The vast industry known as intelligence

Author: Sabria Balland Chowdhury

“They who can give up essential liberty to obtain a little temporary safety deserve neither liberty nor safety” — Benjamin Franklin, one of the Founding Fathers of the United States and scientist, writer and politician.

NSA whistleblower Edward Snowden used the above quote to describe, and perhaps justify his decision to leak thousands of classified documents to the public. To further his justifications of why he did what he did, Snowden has blamed President Barack Obama’s failure to live up to campaign promises, singling out the US detention facility at Guantanamo Bay, Cuba (which the President had promised to close when he took office in 2009). Whatever his intentions may have been and whether he is regarded a traitor or hero, he has certainly shed light on issues of civil liberties and violations of privacy.

The US intelligence industry, as it can be fairly called, is now composed of a nearly half a dozen agencies and services, many of them repetitive and many (such as the NSA where Snowden was employed) whose purpose is far from being clear. The National Security Act of 1947 when the Cold War was at its peak saw the rise of massive data collection and analysis. Since the end of the Cold War in 1991, the world has been seeing a fresh resurgence of data collection, particularly since 9/11, with the declaration of ‘a global war on terrorism’ in the name of which the government sees fit to violate all domains of privacy of its citizens. The players have changed since the Cold War. It is not any longer us versus the Communists. It is literally us versus us or rather the government versus its citizens, ordinary folks like you and me for the most part.

The dangers of having such an intensely technologically empowered government that is capable of collecting such a wide array of data are many. No doubt many of us ponder the real motivations of the Edward Snowdens and the Julian Assanges but what is essential to remember and ask is: is the State and its surveillance, the intelligence gathering industry, ‘Big Brother’, out of our control? Have even elected officials lost control of this far overreaching monster that violates the rights of American citizens protected by the US Constitution? Benjamin Franklin stated, “The US Constitution doesn’t guarantee happiness, only the pursuit of it. You have to catch up with it yourself.” It is not difficult to understand that a government that violates the freedoms and civil rights of its own people (or those of other nations, keeping Guantanamo Bay in mind) is neither providing happiness nor allowing the pursuit of it.

The Julian Assanges and Edward Snowdens remind us that they, in fact, are in many ways, protecting our rights for they are very easy to forget or overlook when we were not even aware to what extent our privacy was being violated.

In replacing the Cold War with terrorism, the government has created an intensely intricate group of organisations that today clearly seem to have lost any dignified purpose or meaning. Anything is game and everyone is on the radar. If George Orwell only knew to what extent Big Brother is watching and listening and reading!

It seems clear now that this intelligence machinery must be downsized and reorganised with the help of the White House and Congress. A strict set of rules for conduct and operations must be established within the realms of dignity and morality.

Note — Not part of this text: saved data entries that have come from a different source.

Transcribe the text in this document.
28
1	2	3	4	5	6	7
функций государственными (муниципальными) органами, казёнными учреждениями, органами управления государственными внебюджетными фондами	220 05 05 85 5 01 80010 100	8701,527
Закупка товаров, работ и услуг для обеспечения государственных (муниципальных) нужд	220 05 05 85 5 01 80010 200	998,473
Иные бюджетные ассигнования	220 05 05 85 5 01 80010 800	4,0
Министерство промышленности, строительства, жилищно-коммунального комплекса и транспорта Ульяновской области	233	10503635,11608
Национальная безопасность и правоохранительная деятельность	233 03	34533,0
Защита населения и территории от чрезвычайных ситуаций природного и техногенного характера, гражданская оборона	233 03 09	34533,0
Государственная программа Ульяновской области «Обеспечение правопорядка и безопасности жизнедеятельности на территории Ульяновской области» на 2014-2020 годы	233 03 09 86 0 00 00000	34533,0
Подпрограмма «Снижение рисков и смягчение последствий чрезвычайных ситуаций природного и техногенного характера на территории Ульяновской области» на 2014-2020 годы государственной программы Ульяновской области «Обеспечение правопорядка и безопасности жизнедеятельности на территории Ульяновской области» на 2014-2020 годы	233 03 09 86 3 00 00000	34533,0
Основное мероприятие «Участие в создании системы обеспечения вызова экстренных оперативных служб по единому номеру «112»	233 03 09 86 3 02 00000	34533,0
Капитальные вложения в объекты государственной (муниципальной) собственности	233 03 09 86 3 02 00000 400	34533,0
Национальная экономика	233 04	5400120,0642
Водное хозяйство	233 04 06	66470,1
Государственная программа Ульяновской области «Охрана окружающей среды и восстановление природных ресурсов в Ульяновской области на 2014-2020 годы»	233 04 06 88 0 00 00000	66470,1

We would be wrong to think that Snowden is the last whistleblower the world will see. Future Snowdens will continue to draw great attention. The government’s infantile responses that these are all a web of lies, that it has thwarted at least 50 terrorist attacks ‘thanks to’ its surveillance programmes, that Snowden has engaged in espionage against the United States, all the offences in the line of its defence, raises another significant issue. The espionage monster, which the government itself has created, has its flaws and all the technology in the world cannot take away the human factor: the one that bases its judgments and decisions, as life-threatening as they may be, on moral grounds. There came a point when people such as Assange and Snowden realised that enough is enough and no doubt there will be more like them in the future.

The larger question remains: how to stop the growth of the intelligence industry? To what extent will it go? This is a difficult question to answer and whether there will actually be any alterations in this domain are uncertain and unlikely. Having said that, the US government and in fact any other for that matter, should not be surprised or shocked when whistleblowers catch them at their own game.

So, whether Snowden is considered a hero or a traitor, the Pandora’s Box has been opened and there is no turning back now. We need to look in the mirror and ask ourselves: since when did the United States become a country people seek asylum from?